Differentiated Instruction at Harbor Country Day School focuses on responding to individual students’ needs and propelling each student towards his or her greatest potential while retaining the benefits of teaching in a classroom setting. Differentiation is a teaching practice that uses constant, thoughtful assessment to attend to all students’ learning needs effectively and efficiently in the classroom by providing tools that support different students and groups of students as they develop understanding, knowledge and skills according to their readiness, interests and learning profiles.
As a result of this responsive teaching style, all students can be successful, even when faced with the academic challenge of a rigorous curriculum. Helping a student to success does not mean redefining what success is for each student; it means tailoring the process to allow all students to demonstrate the same enduring understandings by identifying a student’s most efficient way of learning and using it to make learning and understanding as powerful as possible.
Differentiation is not based on individualized lesson plans or IEPs for each student. Rather, it takes advantage of the collaborative potential of a classroom. Differentiated classrooms are constantly changing based on the myriad opportunities to group students according to a variety of criteria, including interests, similar or different learning styles, and skills and strategies they need to practice. By using flexible grouping, the teacher is able to target small group instruction to engage the students, and students constantly find themselves working with different peers. Not only do students learn from teachers, they are taught to learn from their peers and to learn on their own through observation, research and reflection.
Differentiation is about meeting students where they are and helping them grow in all aspects of their school life. This means that an essential aspect of differentiated instruction is building a safe learning community based on respect for individuals and fostering an environment where students can be pushed past the bounds of their perceived abilities because they are willing to take risks. Differentiated instruction is planned, but ultimately it is a way of thinking about teaching that allows teachers the flexibility to meet the needs of their students in the moment. Teachers keep the curricular goals of each lesson and unit at the forefront of their planning and teaching, and these goals form the basis of the high quality curriculum that is continually revised and improved upon at Harbor. High standards, academic challenge and ongoing assessment, as well as academic scaffolds to support students as the bar is raised in a collaborative and responsive learning environment, are hallmarks of the differentiated classroom at Harbor Country Day School.
McTighe, J., & Wiggins, G. (2004) Understanding by design, 2nd edition. Alexandria, VA: Association for Supervision and Curriculum Development.

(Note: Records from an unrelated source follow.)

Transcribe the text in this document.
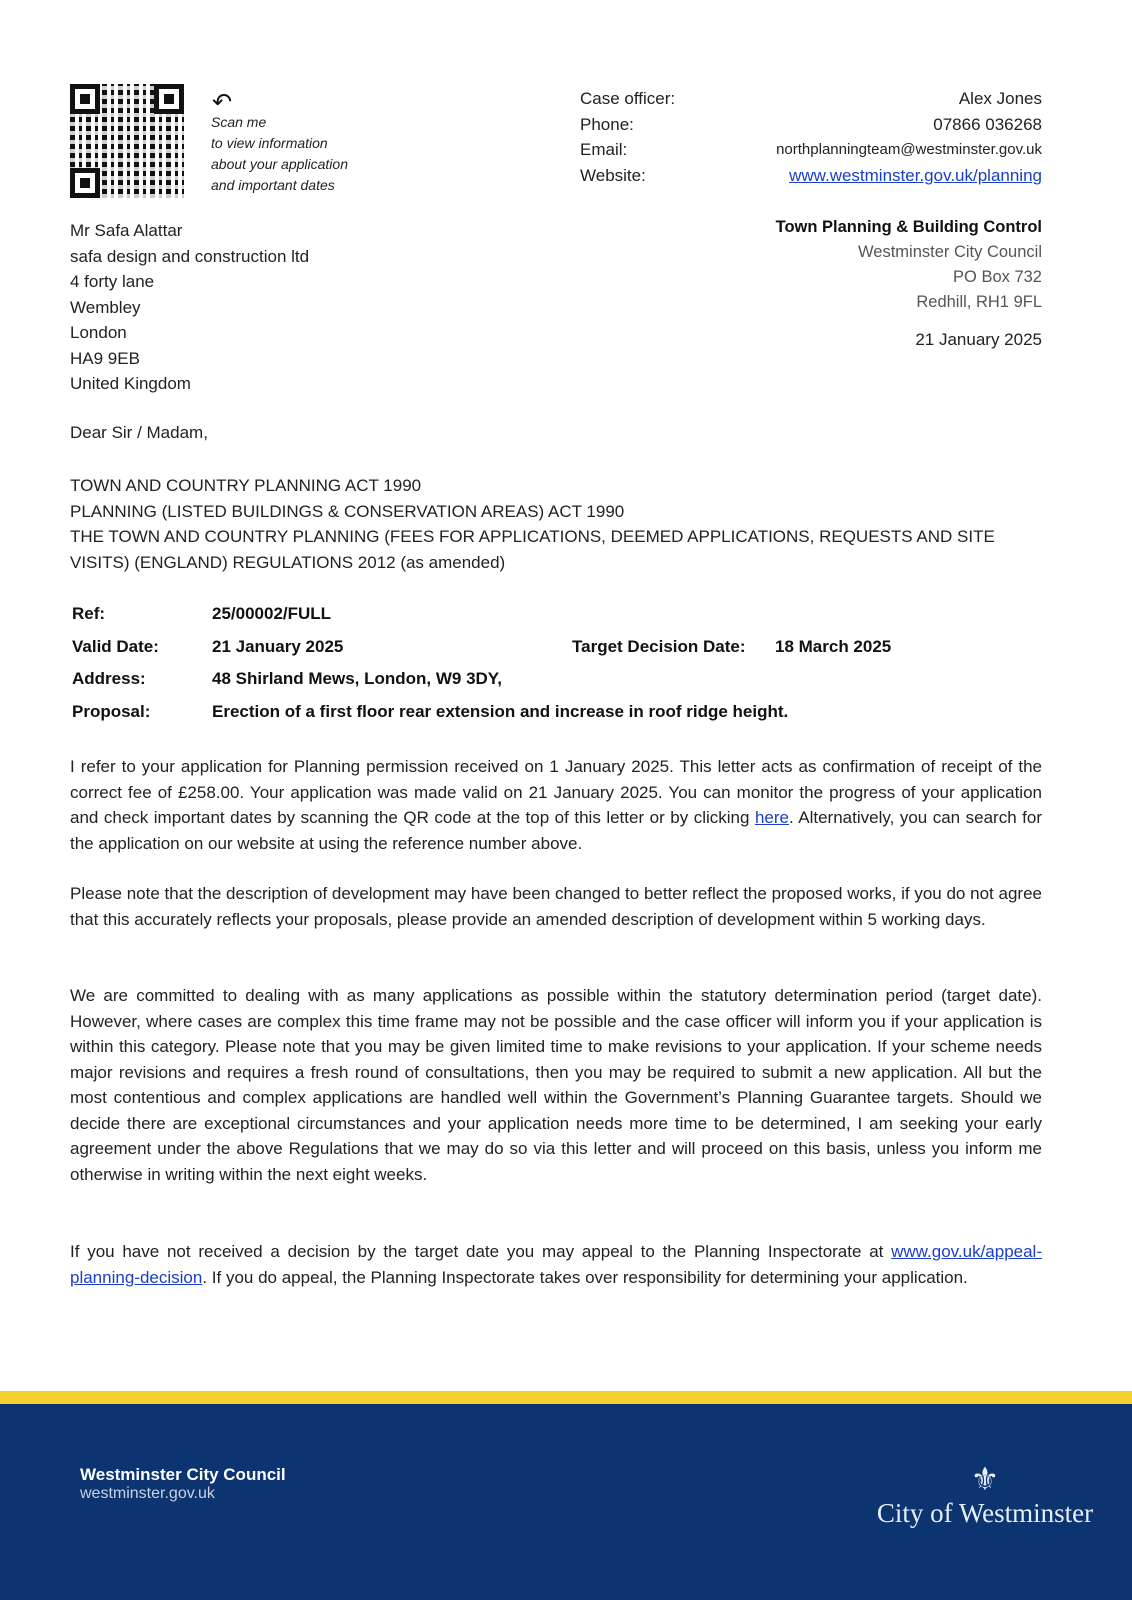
↶
Scan me
to view information
about your application
and important dates
Case officer:	Alex Jones
Phone:	07866 036268
Email:	northplanningteam@westminster.gov.uk
Website:	www.westminster.gov.uk/planning
Town Planning & Building Control
Westminster City Council
PO Box 732
Redhill, RH1 9FL
21 January 2025
Mr Safa Alattar
safa design and construction ltd
4 forty lane
Wembley
London
HA9 9EB
United Kingdom
Dear Sir / Madam,
TOWN AND COUNTRY PLANNING ACT 1990
PLANNING (LISTED BUILDINGS & CONSERVATION AREAS) ACT 1990
THE TOWN AND COUNTRY PLANNING (FEES FOR APPLICATIONS, DEEMED APPLICATIONS, REQUESTS AND SITE VISITS) (ENGLAND) REGULATIONS 2012 (as amended)
Ref:	25/00002/FULL
Valid Date:	21 January 2025	Target Decision Date: 18 March 2025
Address:	48 Shirland Mews, London, W9 3DY,
Proposal:	Erection of a first floor rear extension and increase in roof ridge height.
I refer to your application for Planning permission received on 1 January 2025. This letter acts as confirmation of receipt of the correct fee of £258.00. Your application was made valid on 21 January 2025. You can monitor the progress of your application and check important dates by scanning the QR code at the top of this letter or by clicking here. Alternatively, you can search for the application on our website at using the reference number above.
Please note that the description of development may have been changed to better reflect the proposed works, if you do not agree that this accurately reflects your proposals, please provide an amended description of development within 5 working days.
We are committed to dealing with as many applications as possible within the statutory determination period (target date). However, where cases are complex this time frame may not be possible and the case officer will inform you if your application is within this category. Please note that you may be given limited time to make revisions to your application. If your scheme needs major revisions and requires a fresh round of consultations, then you may be required to submit a new application. All but the most contentious and complex applications are handled well within the Government’s Planning Guarantee targets. Should we decide there are exceptional circumstances and your application needs more time to be determined, I am seeking your early agreement under the above Regulations that we may do so via this letter and will proceed on this basis, unless you inform me otherwise in writing within the next eight weeks.
If you have not received a decision by the target date you may appeal to the Planning Inspectorate at www.gov.uk/appeal-planning-decision. If you do appeal, the Planning Inspectorate takes over responsibility for determining your application.
Westminster City Council
westminster.gov.uk	⚜
City of Westminster
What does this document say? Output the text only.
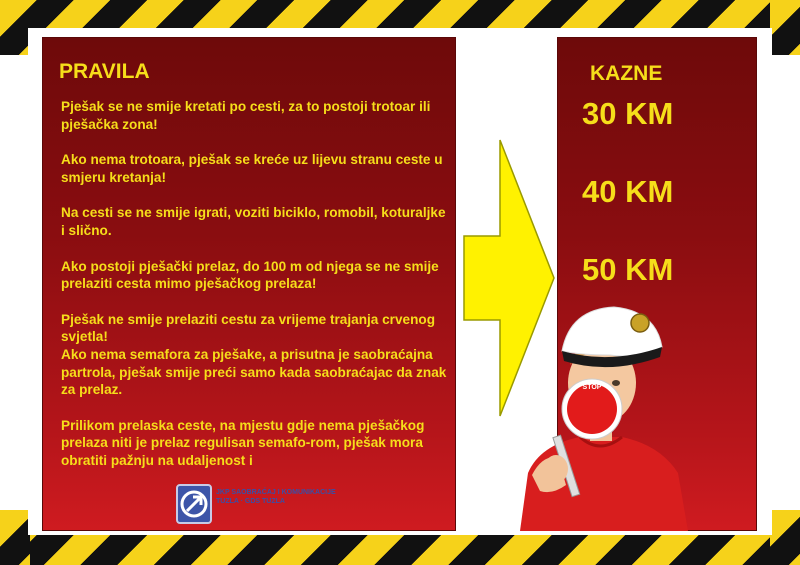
PRAVILA
Pješak se ne smije kretati po cesti, za to postoji trotoar ili pješačka zona!
Ako nema trotoara, pješak se kreće uz lijevu stranu ceste u smjeru kretanja!
Na cesti se ne smije igrati, voziti biciklo, romobil, koturaljke i slično.
Ako postoji pješački prelaz, do 100 m od njega se ne smije prelaziti cesta mimo pješačkog prelaza!
Pješak ne smije prelaziti cestu za vrijeme trajanja crvenog svjetla!
Ako nema semafora za pješake, a prisutna je saobraćajna partrola, pješak smije preći samo kada saobraćajac da znak za prelaz.
Prilikom prelaska ceste, na mjestu gdje nema pješačkog prelaza niti je prelaz regulisan semafo-rom, pješak mora obratiti pažnju na udaljenost i
JKP SAOBRAĆAJ I KOMUNIKACIJE TUZLA · GDS TUZLA
KAZNE
30 KM
40 KM
50 KM
STOP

Tomlinson, C. (2003). Fulfilling the promise of the differentiated classroom. Alexandria, VA: Association for Supervision and Curriculum Development.
Tomlinson, C., & McTighe, J. (2006). Integrating differentiated instruction and understanding by design. Alexandria, VA: Association for Supervision and Curriculum Development.
Tomlinson, C., Brimijoin, K., & Navaez, L. (2008). The differentiated school. Alexandria, VA: Association for Supervision and Curriculum Development.